La comparaisons avec les réponses portant sur l'ascendance montre que ceux qui ont le plus de réticences à se reconnaître dans un référentiel ethno-racial sont ceux qui ont des ascendants immigrés originaires du Maghreb. On pourrait attribuer cette volonté d'invisibilité à leur appartenance à des couches sociales particulièrement soumises à la précarité et aux discriminations. Mais ceux qui se déclarent « Noirs » font preuve d'une meilleure acceptation, ce qui tend à montrer que les caractéristiques socio-économiques ne sont pas seules en cause. Au XIXe siècle, les hommes bien intentionnés refusaient aux femmes l'autorisation de poursuivre des études de médecine au motif que leurs moindres capacités intellectuelles ne leur permettaient pas de réussir leurs études. Ce à quoi Paul Bert répondait ironiquement que pour ces médecins « un concours est un excellent critérium de valeur intellectuelle quand il s’agit des hommes, mais ne vaut pas le diable quand il s’agit des femmes » (Le Voltaire, 29 sept. 1884). Si les statistiques dites « ethniques » sont tellement inutiles, que peut-on bien avoir à en craindre ? On ne peut pas affirmer leur inutilité avant d'en avoir jugé sur pièces. Les conditions de félicité du discours scientifique ne sont pas écrites une fois pour toute, et la recherche consiste justement à enrichir l'élucidation du monde social. À ce titre, elle n'est pas un jeu à somme nulle, dans lequel ce qui serait accordé aux explications ethno-raciales serait enlevé aux explications sociales.
C'est là qu'intervient le deuxième argument des néo-républicains. Les statistiques, nous expliquent-ils, sont dangereuses, car une fois qu'elles sont produites, on finit par les utiliser ! Dans sa tribune de Libération, Eric Keslassy écrit : « Dès lors, les statistiques ethniques peuvent se transformer en accélérateur de la communautarisation de notre corps social en cristallisant l’existence des communautés au détriment de la communauté nationale, celle qui doit regrouper tous les citoyens autour de valeurs partagées. » [Keslassy 2007]
Ces valeurs partagées si faibles que les néo-républicains se sont fixés pour mission historique de les protéger avec la dernière énergie, c'est la conception du social comme un tout transcendant, indiscutable, sacré.
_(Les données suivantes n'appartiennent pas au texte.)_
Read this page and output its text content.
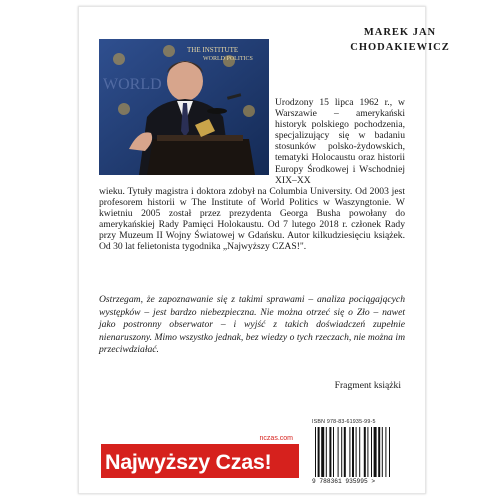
THE INSTITUTE
WORLD POLITICS
WORLD
MAREK JAN
CHODAKIEWICZ
Urodzony 15 lipca 1962 r., w Warszawie – amerykański historyk polskiego pochodzenia, specjalizujący się w badaniu stosunków polsko-żydowskich, tematyki Holocaustu oraz historii Europy Środkowej i Wschodniej XIX–XX
wieku. Tytuły magistra i doktora zdobył na Columbia University. Od 2003 jest profesorem historii w The Institute of World Politics w Waszyngtonie. W kwietniu 2005 został przez prezydenta Georga Busha powołany do amerykańskiej Rady Pamięci Holokaustu. Od 7 lutego 2018 r. członek Rady przy Muzeum II Wojny Światowej w Gdańsku. Autor kilkudziesięciu książek. Od 30 lat felietonista tygodnika „Najwyższy CZAS!".
Ostrzegam, że zapoznawanie się z takimi sprawami – analiza pociągających występków – jest bardzo niebezpieczna. Nie można otrzeć się o Zło – nawet jako postronny obserwator – i wyjść z takich doświadczeń zupełnie nienaruszony. Mimo wszystko jednak, bez wiedzy o tych rzeczach, nie można im przeciwdziałać.
Fragment książki
nczas.com
Najwyższy Czas!
ISBN 978-83-61935-99-5
9 788361 935995 >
On peut être en désaccord sur tout, mais on est prié de ne pas remettre en cause les valeurs partagées. Il s'agit donc d'une conception du social qui, prétendant sauver le corps politique, en vient à évacuer complètement la politique. Ou du moins, comme l'explique Robert Bellah, à cantonner la politique dans les frontières étroites de l'affrontement convenu entre partisans du marché et partisans de l'État comme plus sûr moyen de favoriser l'accomplissement des individus. « Quoi qu'en disent leurs opposants, ceux qui soutiennent un gouvernement fort ne croient que fort peu au gouvernement en soi. Ils voient simplement en lui le pourvoyeur le plus efficient de ces occasions qui permettront aux individus d'avoir leur juste chance de faire quelque chose d'eux-mêmes. Ceux qui croient au marché pensent que la libre concurrence est le meilleur contexte pour la réalisation de soi individuelle » [Bellah 1995, p. 51. Traduction personnelle]
Un spectre hante les républicains, c'est celui de la communauté. Ils ne peuvent voir dans les corps intermédiaires que des fractions insupportablement irréductibles du corps social. Comme ils ne conçoivent l'attachement à la communauté nationale que total et indivisible, ils ne peuvent imaginer qu'il en aille autrement pour ses parties. Les communautés, qu'ils conçoivent improprement sur le modèle de la Gemeinschaft ne peuvent qu'aboutir à la guerre des Dieux et à l'affrontement des valeurs si on leur laisse une visibilité dans l'espace public.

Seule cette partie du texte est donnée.